Bodies and Structures 2.0: Deep-Mapping Modern East Asian History

Competing Festivals: The Japanese Responses

Japanese settlers and officials responded immediately to this provocative routing by raising this dispute over sacred and physical geography to new heights. According to established practice, on the day after the festival the organizers held a meeting to begin planning for the following year. This year, a sizable group of officials and settlers, including the city mayor and a leader of the Japanese business community named Ōmi Tokigorō, attended this meeting and, together with Xu Zisang and other Taiwanese, selected the people who would lead the festival the next year. Their presence marked the strongest Japanese intervention into a local festival since the Government General had lifted its ban in 1897. The Taiwan nichinichi shinpō reported on the meeting:

Regarding the Joint Deity-welcoming Festival of Jilong's Qing'an Temple, Chenghuang Temple, and Dianji Temple, at two in the afternoon on the 11th, a serious meeting was held at the Qing'an Temple with Mayor Kawahara, Vice Mayor Yamashita, Ōmi Tokigorō, Xu Zisang, Wang Tusheng, and a number of other officials and citizens in attendance. After the end of the festival they held a discussion before the spirits and decided next year's luzhu [NB: the term "luzhu" applied to a lay leader at Taiwanese temples] and lead families...Vice Mayor Yamashita gave thanks on behalf of the invited guests, and expressed the hope that Denryōkō, Takigawa machi, Hama machi, and Meiji machi [NB: most of these districts had sizable Japanese populations] would all welcome the spirits independently. Next year's joint festival will be a great collective event in the city, by reducing wasteful spending and conserving the people's energy.

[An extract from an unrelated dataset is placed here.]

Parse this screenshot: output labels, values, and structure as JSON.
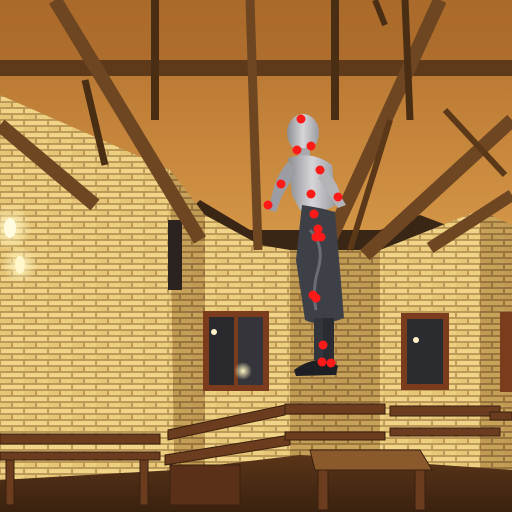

The settler community was not finished, however, it had one more act of territorial expansion to make. In 1936, the Government-General finally granted a long-standing request from the Shrine parishioners to elevate their institution to the status of a prefectural shrine, to match the city's status as Taiwan's leading port. To mark that occasion, according to an article in the Niitaka shinpō, the Shrine Festival combined with another event, the three-year old Jilong Harbor Festival, and moved its activities into the heart of the Taiwanese neighborhood for the first time. The spirits of the Jilong Shrine thus transgressed the boundaries of the territorial cults of Mazu, Kaizhang Shengwang, and Chenghuang Ye.